I was watching his eyes, though, and I felt that there had been less insisting than he was making out, and that Trethowan, too, had grown fond of Kiera. She was very good, after all, at making people like her.
“Drachmar,” Trethowan greeted Peter. “I see you’ve made a royal cock-up of the whole situation, of course.”
“You really came here just to have a go, didn’t you, you spiteful bugger?” Peter said.
“How well you know me,” Trethowan replied.
I introduced Midds and Shon.
“You finally decided to get out of that hell hole, then,” Trethowan remarked. “Not so stupid after all, Drachmar. Following in my footsteps. Although why you’re heading back to that stinking hive…” His harsh words trailed off uncharacteristically. “Well,” he contented himself with. “Well.”
Kiera had been talking to some of the web-children, and now she came and crouched beside Midds. “Look,” she told him. “I’ve got an idea you won’t like.”
“Oh joy,” he grumbled. “And spare me it, because I know what it is. So these little guys taught you all that doctor stuff. So you think they can do more for me than you, right?”
She nodded, and he clutched at her arm. “Kiera, I don’t know what the hell they are, but nothing anyone’s said about them until now has been any good and they creep me out. And who’s the old man?”
“Trethowan was a prisoner. He’s lived with them for decades,” Kiera told him. “And I’ve lived with them, and I’d like to say that they’re just people, only they don’t fuck each other over quite as much as people do. Midds, I think they’re the only ones who can help you.”
“I know, I know,” he muttered. “Get Peter over here.” When Peter had been brought (which brought the rest of us, too) he announced, “Right. I guess I’m going with the midgets. I hurt like hell and I feel worse now than I did when I got stabbed, and I know that’s not good. If they can do anything for me, then I want it done. Right?”
“We are not some kind of charitable organisation,” Trethowan objected sharply. “We have no intention of doing anything for your fat friend—” but he was overruled by web-children who were adamant they would do what they could for him, because Kiera had asked them.
“Well, just him, then. Not the rest of you. You go off to that damned place downriver and leave us alone,” Trethowan declared. “Except for Kiera, who can come and visit if she wants, since everyone seems so bloody fond of her.”
“We’ll go downriver, all right,” Peter promised. “We’re going to catch that skinny bald bastard Gaki and cut him up.”
“You have got to be joking,” I objected.
“Never been more serious,” Peter said. “We’ll come back for you, Midds.
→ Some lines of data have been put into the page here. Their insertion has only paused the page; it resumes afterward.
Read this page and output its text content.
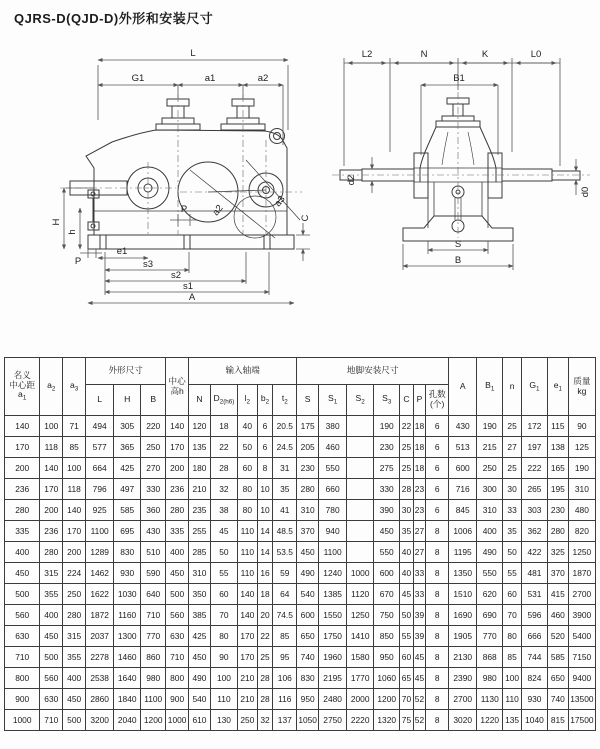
QJRS-D(QJD-D)外形和安装尺寸
L
G1	a1	a2
H
h
P
P
e1
s3
s2
s1
A
C
a2
a3
L2	N	K	L0
B1
d2
d0
S
B
名义
中心距
$a_1$
	$a_2$	$a_3$	外形尺寸	
中心
高h
	输入轴端	地脚安装尺寸	A	$B_1$	n	$G_1$	$e_1$	
质量
kg

			L	H	B		N	$D_{2(h6)}$	$l_2$	$b_2$	$t_2$	S	$S_1$	$S_2$	$S_3$	C	P	孔数
(个)						

140	100	71	494	305	220	140	120	18	40	6	20.5	175	380		190	22	18	6	430	190	25	172	115	90
170	118	85	577	365	250	170	135	22	50	6	24.5	205	460		230	25	18	6	513	215	27	197	138	125
200	140	100	664	425	270	200	180	28	60	8	31	230	550		275	25	18	6	600	250	25	222	165	190
236	170	118	796	497	330	236	210	32	80	10	35	280	660		330	28	23	6	716	300	30	265	195	310
280	200	140	925	585	360	280	235	38	80	10	41	310	780		390	30	23	6	845	310	33	303	230	480
335	236	170	1100	695	430	335	255	45	110	14	48.5	370	940		450	35	27	8	1006	400	35	362	280	820
400	280	200	1289	830	510	400	285	50	110	14	53.5	450	1100		550	40	27	8	1195	490	50	422	325	1250
450	315	224	1462	930	590	450	310	55	110	16	59	490	1240	1000	600	40	33	8	1350	550	55	481	370	1870
500	355	250	1622	1030	640	500	350	60	140	18	64	540	1385	1120	670	45	33	8	1510	620	60	531	415	2700
560	400	280	1872	1160	710	560	385	70	140	20	74.5	600	1550	1250	750	50	39	8	1690	690	70	596	460	3900
630	450	315	2037	1300	770	630	425	80	170	22	85	650	1750	1410	850	55	39	8	1905	770	80	666	520	5400
710	500	355	2278	1460	860	710	450	90	170	25	95	740	1960	1580	950	60	45	8	2130	868	85	744	585	7150
800	560	400	2538	1640	980	800	490	100	210	28	106	830	2195	1770	1060	65	45	8	2390	980	100	824	650	9400
900	630	450	2860	1840	1100	900	540	110	210	28	116	950	2480	2000	1200	70	52	8	2700	1130	110	930	740	13500
1000	710	500	3200	2040	1200	1000	610	130	250	32	137	1050	2750	2220	1320	75	52	8	3020	1220	135	1040	815	17500
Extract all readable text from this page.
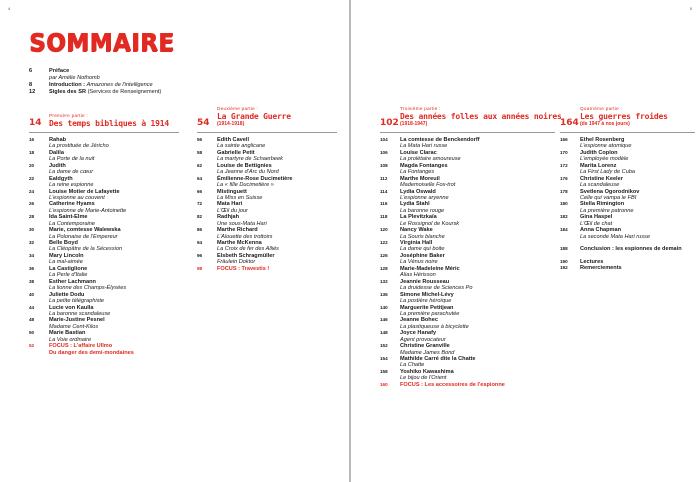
4
SOMMAIRE
6	Préface
par Amélie Nothomb
8	Introduction :
Amazones de l'intelligence
12	Sigles des SR
(Services de Renseignement)
14
Première partie :
Des temps bibliques à 1914
16	Rahab
La prostituée de Jéricho
18	Dalila
La Porte de la nuit
20	Judith
La dame de cœur
22	Ealdgyth
La reine espionne
24	Louise Motier de Lafayette
L'espionne au couvent
26	Catherine Hyams
L'espionne de Marie-Antoinette
28	Ida Saint-Elme
La Contemporaine
30	Marie, comtesse Walewska
La Polonaise de l'Empereur
32	Belle Boyd
La Cléopâtre de la Sécession
34	Mary Lincoln
La mal-aimée
36	La Castiglione
La Perle d'Italie
38	Esther Lachmann
La lionne des Champs-Élysées
40	Juliette Dodu
La petite télégraphiste
44	Lucie von Kaulla
La baronne scandaleuse
48	Marie-Justine Pesnel
Madame Cent-Kilos
50	Marie Bastian
La Voie ordinaire
52	FOCUS : L'affaire Ullmo
Du danger des demi-mondaines
54
Deuxième partie :
La Grande Guerre
(1914-1918)
56	Edith Cavell
La sainte anglicane
58	Gabrielle Petit
La martyre de Schaerbeek
62	Louise de Bettignies
La Jeanne d'Arc du Nord
64	Émilienne-Rose Ducimetière
La « fille Ducimetière »
66	Mistinguett
La Miss en Suisse
72	Mata Hari
L'Œil du jour
82	Radhjah
Une sous-Mata Hari
86	Marthe Richard
L'Alouette des trottoirs
94	Marthe McKenna
La Croix de fer des Alliés
96	Elsbeth Schragmüller
Fräulein Doktor
98	FOCUS : Travestis !
5
102
Troisième partie :
Des années folles aux années noires
(1918-1947)
104	La comtesse de Benckendorff
La Mata Hari russe
106	Louise Clarac
La prolétaire amoureuse
108	Magda Fontanges
La Fontanges
112	Marthe Moreuil
Mademoiselle Fox-trot
114	Lydia Oswald
L'espionne aryenne
116	Lydia Stahl
La baronne rouge
118	La Plevitzkaïa
Le Rossignol de Koursk
120	Nancy Wake
La Souris blanche
122	Virginia Hall
La dame qui boite
126	Joséphine Baker
La Vénus noire
128	Marie-Madeleine Méric
Alias Hérisson
132	Jeannie Rousseau
La druidesse de Sciences Po
136	Simone Michel-Lévy
La postière héroïque
140	Marguerite Petitjean
La première parachutée
146	Jeanne Bohec
La plastiqueuse à bicyclette
148	Joyce Hanafy
Agent provocateur
152	Christine Granville
Madame James Bond
154	Mathilde Carré dite la Chatte
La Chatte
158	Yoshiko Kawashima
Le bijou de l'Orient
160	FOCUS : Les accessoires de l'espionne
164
Quatrième partie :
Les guerres froides
(de 1947 à nos jours)
166	Ethel Rosenberg
L'espionne atomique
170	Judith Coplon
L'employée modèle
172	Marita Lorenz
La First Lady de Cuba
176	Christine Keeler
La scandaleuse
178	Svetlena Ogorodnikov
Celle qui vampa le FBI
180	Stella Rimington
La première patronne
182	Gina Haspel
L'Œil de chat
184	Anna Chapman
La seconde Mata Hari russe
188	Conclusion : les espionnes de demain
190	Lectures
192	Remerciements
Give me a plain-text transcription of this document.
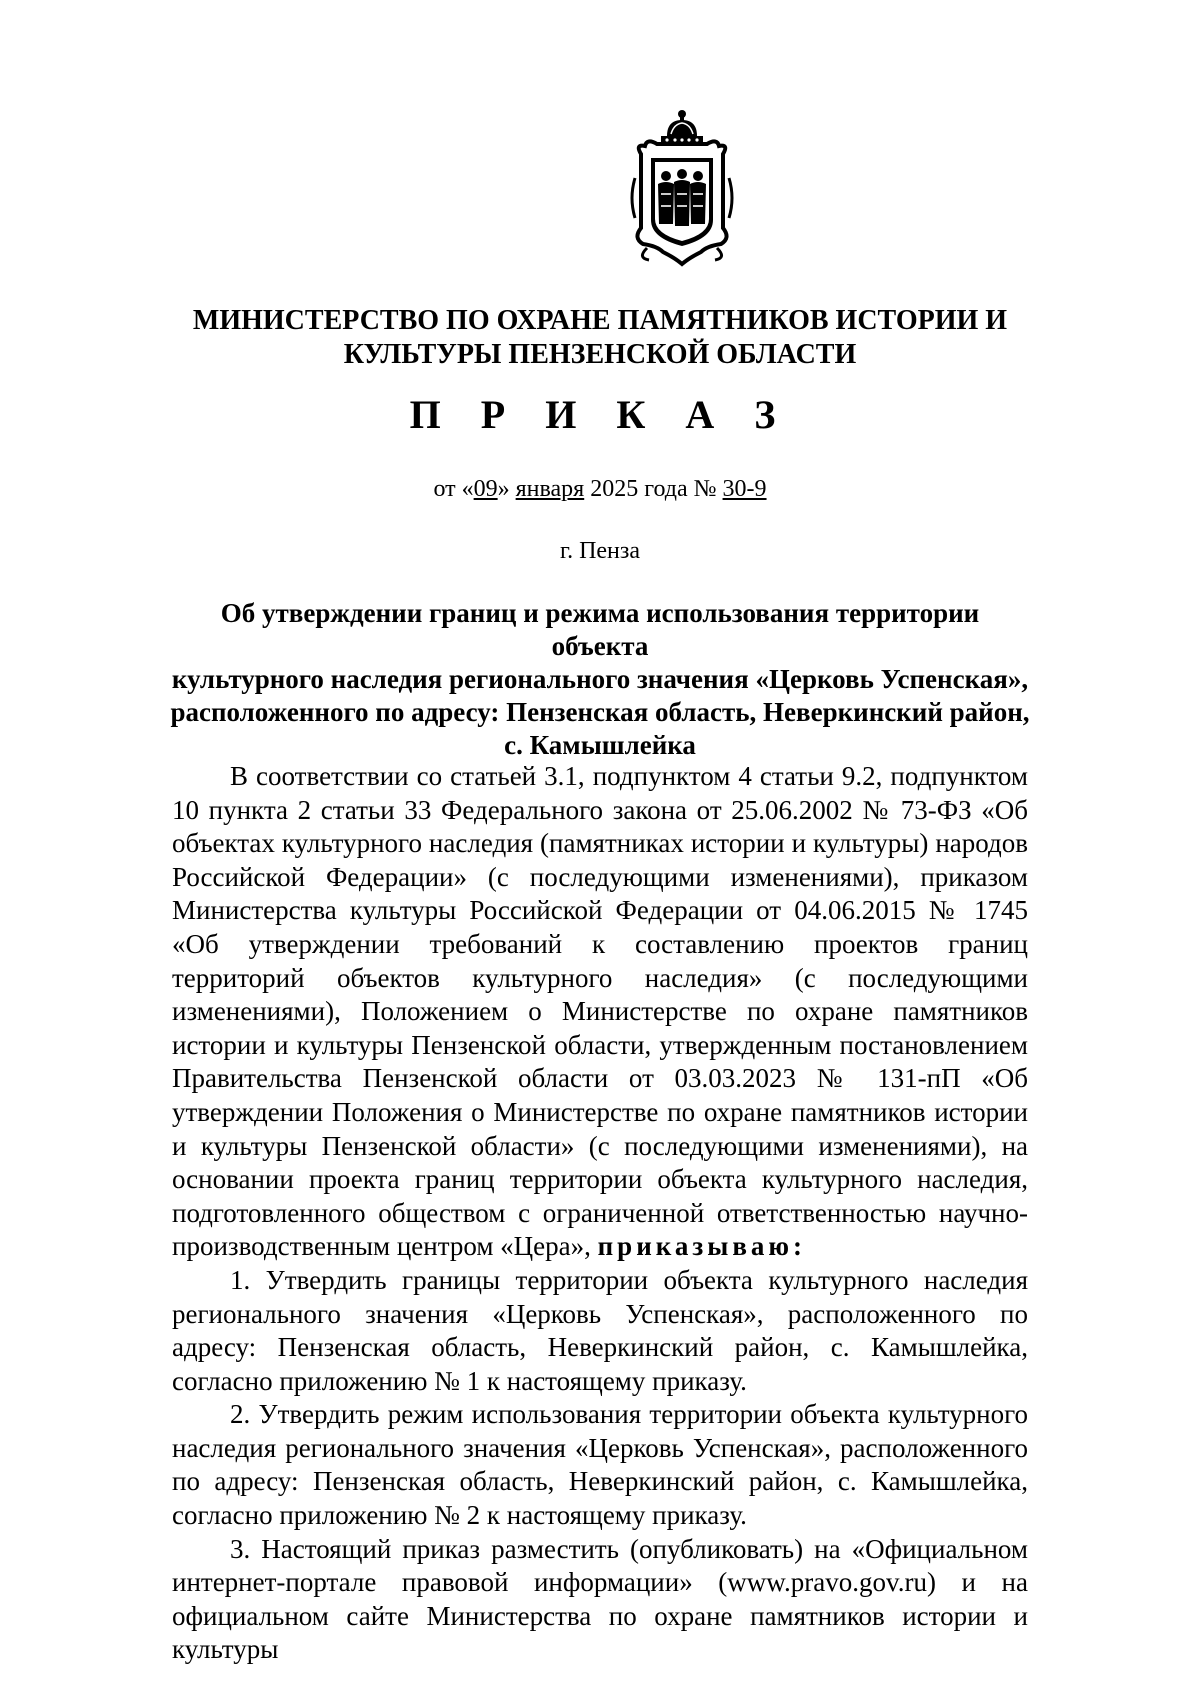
МИНИСТЕРСТВО ПО ОХРАНЕ ПАМЯТНИКОВ ИСТОРИИ И
КУЛЬТУРЫ ПЕНЗЕНСКОЙ ОБЛАСТИ
П Р И К А З
от «09» января 2025 года № 30-9
г. Пенза
Об утверждении границ и режима использования территории объекта
культурного наследия регионального значения «Церковь Успенская»,
расположенного по адресу: Пензенская область, Неверкинский район,
с. Камышлейка

В соответствии со статьей 3.1, подпунктом 4 статьи 9.2, подпунктом 10 пункта 2 статьи 33 Федерального закона от 25.06.2002 № 73-ФЗ «Об объектах культурного наследия (памятниках истории и культуры) народов Российской Федерации» (с последующими изменениями), приказом Министерства культуры Российской Федерации от 04.06.2015 № 1745 «Об утверждении требований к составлению проектов границ территорий объектов культурного наследия» (с последующими изменениями), Положением о Министерстве по охране памятников истории и культуры Пензенской области, утвержденным постановлением Правительства Пензенской области от 03.03.2023 № 131-пП «Об утверждении Положения о Министерстве по охране памятников истории и культуры Пензенской области» (с последующими изменениями), на основании проекта границ территории объекта культурного наследия, подготовленного обществом с ограниченной ответственностью научно-производственным центром «Цера», приказываю:

1. Утвердить границы территории объекта культурного наследия регионального значения «Церковь Успенская», расположенного по адресу: Пензенская область, Неверкинский район, с. Камышлейка, согласно приложению № 1 к настоящему приказу.

2. Утвердить режим использования территории объекта культурного наследия регионального значения «Церковь Успенская», расположенного по адресу: Пензенская область, Неверкинский район, с. Камышлейка, согласно приложению № 2 к настоящему приказу.

3. Настоящий приказ разместить (опубликовать) на «Официальном интернет-портале правовой информации» (www.pravo.gov.ru) и на официальном сайте Министерства по охране памятников истории и культуры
We’ll get you to Shadrapar yet.”
Midds nodded weakly. I think he would have liked some company to stay with him, but my life was bound to Peter’s. Despite my reservations, if he went hunting Gaki, I would back him up with my useless education. Shon was bound to me, somehow, and even more strongly to Shadrapar. And Kiera…
“I have to go with Peter and Stefan,” she said carefully. “I want to see this out.”
“I thought you would,” Trethowan said sourly. “Will you wait until the morning, at least? My people here want to get some food for you, for some reason. It’s not as though they don’t need it themselves.”
“It’s near dark now,” Peter agreed. “We’ll go at first light.”